Environmental Justice Week at Loyola
February 6-11th, 2017
Hosted by the Environmental Law Society

Monday, February 6

Kickoff Event:  Film screening and discussion of “My Louisiana Love”

Room 405 from 6-8PM. 

This powerful documentary portrays Monique Verdin, a young Native American woman and her family in Southeast Louisiana. The film follows her family’s struggle to stay close to their ancestral land despite a cycle of disasters and the rapidly disappearing coastline.
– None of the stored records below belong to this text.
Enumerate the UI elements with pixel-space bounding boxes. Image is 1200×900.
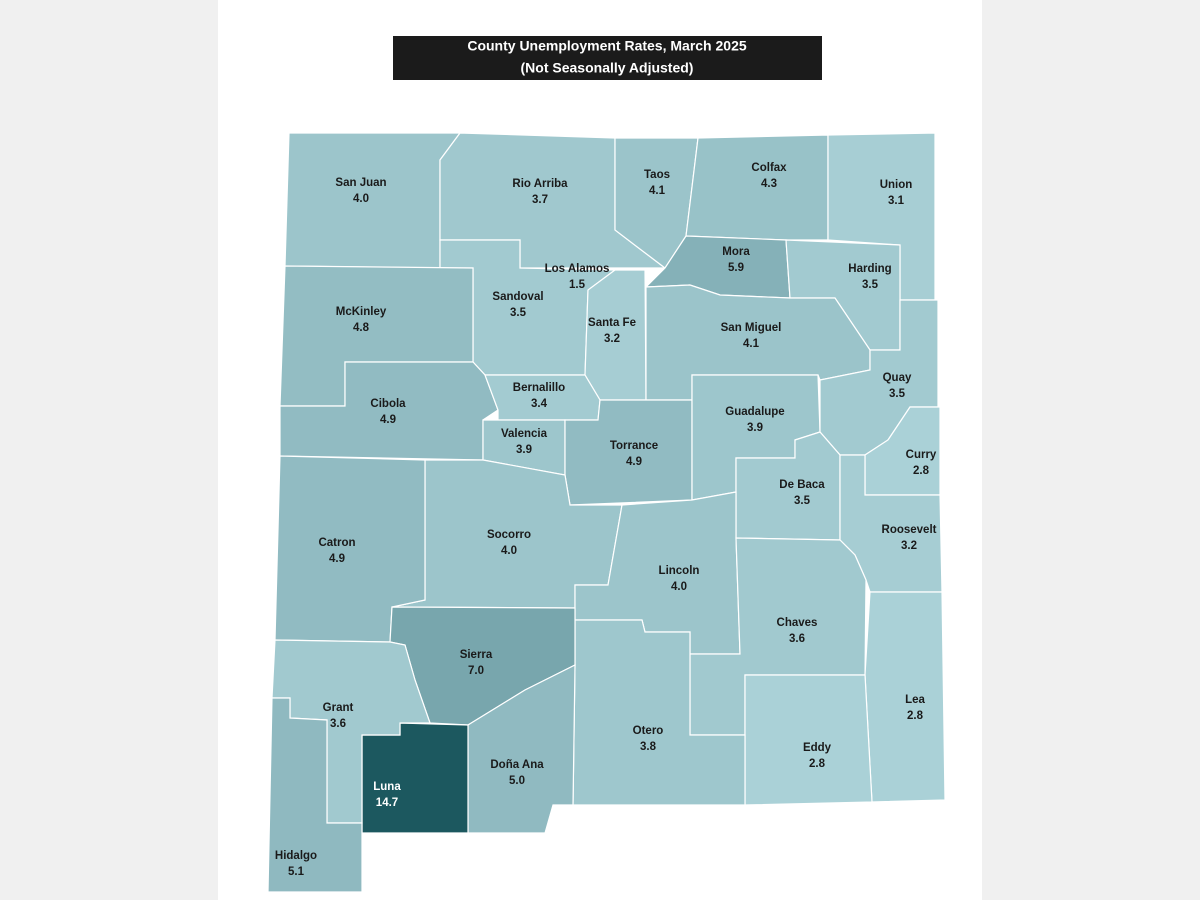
county-rate: 3.9	[747, 422, 763, 434]
county-rate: 4.8	[353, 322, 370, 334]
county-rate: 4.9	[626, 456, 642, 468]
county-name: Lea	[905, 694, 925, 706]
county-name: Curry	[906, 449, 937, 461]
county-rate: 3.9	[516, 444, 532, 456]
county-name: Union	[880, 179, 913, 191]
county-shape	[467, 664, 576, 834]
county-shape	[284, 132, 462, 269]
county-name: Colfax	[751, 162, 787, 174]
county-labels: San Juan 4.0 Rio Arriba 3.7 Taos 4.1 Colfax 4.3…	[275, 162, 937, 878]
county-rate: 5.0	[509, 775, 525, 787]
county-name: Valencia	[501, 428, 548, 440]
county-rate: 3.2	[901, 540, 917, 552]
county-rate: 3.5	[510, 307, 527, 319]
county-shape	[864, 591, 946, 803]
county-name: Catron	[318, 537, 355, 549]
county-rate: 4.1	[649, 185, 666, 197]
county-rate: 3.1	[888, 195, 905, 207]
county-rate: 3.5	[889, 388, 906, 400]
county-name: Roosevelt	[882, 524, 937, 536]
county-shape	[361, 722, 469, 834]
county-rate: 7.0	[468, 665, 484, 677]
county-shape	[267, 697, 363, 893]
county-rate: 3.5	[794, 495, 811, 507]
county-rate: 5.9	[728, 262, 744, 274]
county-name: Chaves	[777, 617, 818, 629]
county-rate: 4.3	[761, 178, 777, 190]
county-name: Quay	[883, 372, 912, 384]
county-rate: 4.1	[743, 338, 760, 350]
county-rate: 3.8	[640, 741, 657, 753]
county-rate: 14.7	[376, 797, 398, 809]
county-name: Rio Arriba	[512, 178, 568, 190]
county-rate: 3.6	[789, 633, 805, 645]
county-rate: 3.7	[532, 194, 548, 206]
title-box	[393, 36, 822, 80]
county-rate: 2.8	[907, 710, 924, 722]
county-name: Taos	[644, 169, 670, 181]
county-name: De Baca	[779, 479, 825, 491]
county-name: Doña Ana	[490, 759, 544, 771]
county-rate: 4.9	[380, 414, 396, 426]
county-name: Torrance	[610, 440, 658, 452]
county-name: San Juan	[335, 177, 386, 189]
county-rate: 3.6	[330, 718, 346, 730]
county-name: Luna	[373, 781, 401, 793]
county-name: Santa Fe	[588, 317, 636, 329]
county-name: Los Alamos	[545, 263, 610, 275]
county-name: Eddy	[803, 742, 832, 754]
county-rate: 5.1	[288, 866, 305, 878]
county-rate: 4.0	[353, 193, 369, 205]
county-rate: 4.9	[329, 553, 345, 565]
county-name: Sandoval	[492, 291, 543, 303]
county-rate: 3.4	[531, 398, 548, 410]
county-name: Otero	[633, 725, 664, 737]
county-rate: 1.5	[569, 279, 586, 291]
county-name: Cibola	[370, 398, 406, 410]
county-name: Guadalupe	[725, 406, 784, 418]
county-name: Grant	[323, 702, 354, 714]
counties	[267, 132, 946, 893]
county-name: Bernalillo	[513, 382, 565, 394]
county-name: Socorro	[487, 529, 531, 541]
county-name: Hidalgo	[275, 850, 317, 862]
county-name: Sierra	[460, 649, 493, 661]
county-rate: 3.5	[862, 279, 879, 291]
county-name: McKinley	[336, 306, 387, 318]
county-rate: 2.8	[809, 758, 826, 770]
county-shape	[744, 674, 873, 806]
county-shape	[685, 134, 829, 241]
county-name: Harding	[848, 263, 891, 275]
county-name: Lincoln	[659, 565, 700, 577]
county-rate: 3.2	[604, 333, 620, 345]
county-rate: 2.8	[913, 465, 930, 477]
map-subtitle: (Not Seasonally Adjusted)	[521, 60, 694, 76]
county-rate: 4.0	[501, 545, 517, 557]
county-name: San Miguel	[721, 322, 782, 334]
map-title: County Unemployment Rates, March 2025	[467, 38, 747, 54]
county-rate: 4.0	[671, 581, 687, 593]
county-name: Mora	[722, 246, 750, 258]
The film looks at the complex and uneven relationship between the oil industry and the indigenous community of the Mississippi Delta.

Tuesday, February 7

Air BnB Regulation in New Orleans & Neighborhood Gentrification and Safety

Room 306 from 12:30 -1:30PM

New Orleans City Council District B Chief of Staff John Pourciau and the Vieux Carre Property Owners Residents and Associates association Executive Director Meg Lousteau will speak about the Air BnB industry in New Orleans and the City’s attempt to regulate the industry in response to concerns about neighborhood safety, property values, and gentrification.

Wednesday, February 8

Call to Action:  Caravan with us to the Bayou Bridge Pipeline Public Hearing in Napoleonville, LA at the Assumption Parish Community Center


Participate in the public comment process with us on an urgent natural resource issue affecting Louisiana’s coastal, natural, and cultural resources.  The hearing will be dedicated to the project’s Coastal Use Permit application and will be hosted by the Louisiana Dept. of Natural Resources.

Thursday, February 9

Indian Law and Natural Resource Conflicts

Room 312 from 12:30-1:30PM

We will be projecting a live video conference with attorney-advisors from the U.S. Department of the Interior in the Office of the Solicitor, Division of Indian Affairs.  Don’t miss this unique opportunity to speak with federal administrative agency representatives about Indian law and natural resource management!

Saturday, February 11

Food Law and Policy Skills Course

Room 111 from 9AM-12PM

This course will provide an overview of what food law is and how it has been imperative in the formulation of law and policy in the US generally, but Louisiana specifically. Food, in all of its industry iterations have been at the center of legal arguments ranging from acquisition to workers’ rights. Fights over food, food security, food safety, and food access have traditionally been fought in courts that only consider food an ancillary component of the argument. Through this course, you will come to understand that food is the fight and it is predominately a social justice one.